P.A.
Povertà, dare soldi non basta: il reddito di inclusione è una buona idea
Mentre il Reddito di cittadinanza resta ancora un’ipotesi con non pochi dubbi sulla sua possibile copertura (ovvero: da dove prendere i soldi / quali servizi o prestazioni pubbliche tagliare per sostenerla), i cittadini italiani in stato di povertà possono rivolgersi già oggi ai Servizi del proprio Comune di residenza e inoltrare domanda per il Reddito di Inclusione comunemente chiamato REI (per requisiti e modalità di accesso vedi qui e qui) . Il REI prevede ovviamente un contributo economico al nucleo familiare, proporzionato alla situazione reddituale e patrimoniale di partenza e, da luglio, è una misura strutturale (ovvero destinata a durare nel tempo) e universale, cioè non legata a delle specifiche categorie di beneficiari, ma solo a determinati requisiti di reddito e patrimonio.
Se si limitasse a questo, però, potremmo già scommettere sulla sua inefficacia.
Come e più di altri Paesi del Sud Europa, in Italia i cittadini ricevono infatti già molto denaro (in particolare pensioni, ma anche contributi economici da Regioni e Comuni) in confronto a quanto ricevano come servizi (sociali, educativi, assistenziali, etc.) Quello italiano è un welfare monetario e il welfare monetario si dimostra oggi particolarmente inefficace nel contrasto e prevenzione di alcuni problemi sociali, soprattutto, strano a dirsi, rispetto alla povertà (cronica o in divenire). Collegata a questa caratteristica (e al fatto che oggi la competenza sul welfare è divisa, non sempre in modo razionale, fra Stato centrale, Regioni, Comuni e loro articolazioni) è quella, ancor più limitante in termini di efficacia, della scarsa o nulla connessione tra denaro e azioni: per ricevere i soldi al cittadino si chiede di dimostrare un bisogno e dei requisiti, non viene chiamato e corresponsabilizzato a una specifica azione così come il denaro ricevuto non deve essere necessariamente utilizzato per rispondere a quello specifico bisogno. Prendo un sussidio di disoccupazione anche se non cerco lavoro. Prendo un’indennità a fronte del mio stato di non autosufficienza ma non devo per forza usare questo denaro per pagare una badante.

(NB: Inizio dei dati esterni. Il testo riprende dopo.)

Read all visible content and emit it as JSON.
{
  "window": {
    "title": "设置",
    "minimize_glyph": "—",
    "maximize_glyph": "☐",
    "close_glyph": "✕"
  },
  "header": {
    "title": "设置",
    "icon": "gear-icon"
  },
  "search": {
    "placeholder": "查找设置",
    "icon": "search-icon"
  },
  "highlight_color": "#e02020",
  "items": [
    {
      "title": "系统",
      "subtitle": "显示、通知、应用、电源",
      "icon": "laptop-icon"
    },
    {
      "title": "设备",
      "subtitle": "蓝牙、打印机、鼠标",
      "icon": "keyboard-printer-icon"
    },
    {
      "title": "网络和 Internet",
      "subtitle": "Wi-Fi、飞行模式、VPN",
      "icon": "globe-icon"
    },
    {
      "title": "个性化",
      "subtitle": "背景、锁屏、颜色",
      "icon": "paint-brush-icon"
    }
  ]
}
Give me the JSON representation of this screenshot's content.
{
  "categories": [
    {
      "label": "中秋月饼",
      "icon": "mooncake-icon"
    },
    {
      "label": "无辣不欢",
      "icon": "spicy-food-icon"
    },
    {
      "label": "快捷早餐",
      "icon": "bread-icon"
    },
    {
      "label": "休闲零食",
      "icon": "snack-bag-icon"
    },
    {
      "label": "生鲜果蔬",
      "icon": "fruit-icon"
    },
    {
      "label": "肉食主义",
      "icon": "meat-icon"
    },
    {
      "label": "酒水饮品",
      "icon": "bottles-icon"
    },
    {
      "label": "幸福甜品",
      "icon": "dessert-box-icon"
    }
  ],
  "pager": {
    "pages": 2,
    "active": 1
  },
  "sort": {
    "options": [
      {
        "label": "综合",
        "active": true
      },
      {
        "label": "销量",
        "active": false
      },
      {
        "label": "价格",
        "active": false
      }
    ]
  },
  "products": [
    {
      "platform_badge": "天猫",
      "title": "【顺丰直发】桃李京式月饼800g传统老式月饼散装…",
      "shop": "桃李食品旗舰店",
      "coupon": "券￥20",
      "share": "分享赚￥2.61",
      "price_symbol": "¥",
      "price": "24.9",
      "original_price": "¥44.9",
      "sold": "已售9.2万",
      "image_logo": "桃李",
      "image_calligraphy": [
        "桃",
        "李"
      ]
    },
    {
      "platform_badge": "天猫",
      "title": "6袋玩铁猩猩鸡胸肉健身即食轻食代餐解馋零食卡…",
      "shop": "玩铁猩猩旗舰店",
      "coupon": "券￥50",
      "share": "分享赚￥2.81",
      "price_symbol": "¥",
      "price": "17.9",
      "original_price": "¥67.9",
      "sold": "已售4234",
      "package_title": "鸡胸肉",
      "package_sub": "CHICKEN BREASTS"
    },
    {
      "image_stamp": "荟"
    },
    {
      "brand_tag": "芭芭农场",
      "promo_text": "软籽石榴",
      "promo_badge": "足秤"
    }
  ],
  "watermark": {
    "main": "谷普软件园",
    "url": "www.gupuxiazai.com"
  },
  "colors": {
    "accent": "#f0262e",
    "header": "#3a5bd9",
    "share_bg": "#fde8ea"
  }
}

L’obiettivo del REI è cambiare questo approccio.
Il contributo ricevuto è infatti collegato necessariamente a: la definizione di un percorso di attività condivise tra famiglia beneficiaria e operatori sociali; la loro effettiva realizzazione e valutazione. Si assume cioè che una reale collaborazione e corresponsabilizzazione tra famiglie e operatori dei Servizi sia la premessa necessaria perché la misura REI sia davvero efficace, ovvero capace di contrastare l’impoverimento che così duramente sta colpendo il nostro Paese.
Se, dunque, è certo auspicabile si riesca, nel prossimo futuro, a garantire un graduale ampliamento del numero di beneficiari e un incremento della parte di contributo per ciascuna famiglia (quindi un maggior investimento di risorse economiche), resta comunque questa la caratteristica decisiva del REI e quella su cui si giocherà la sua efficacia. In altre parole, come evidenziato qui e come sottolinea con pregnanza un recente libro a cura di Daniela Mesini nel REI i Servizi sono al centro. Nell’attuale discussione sul welfare del futuro questa non è certo un’ipotesi particolarmente popolare. Non sono pochi coloro che sono infatti a favore di una progressiva riduzione della presenza e della centralità dell’ente pubblico dal sociale, dalla sanità, dall’educazione ed è immaginabile che nel prossimo futuro, anche attraverso il proprio voto amministrativo o politico, ai cittadini verrà chiesto se preferiscano restare soli con i propri soldi o che ci sia un qualcuno che, insieme a loro, si faccia carico del proprio percorso di emancipazione e se questo qualcuno debba ancora essere un operatore pubblico.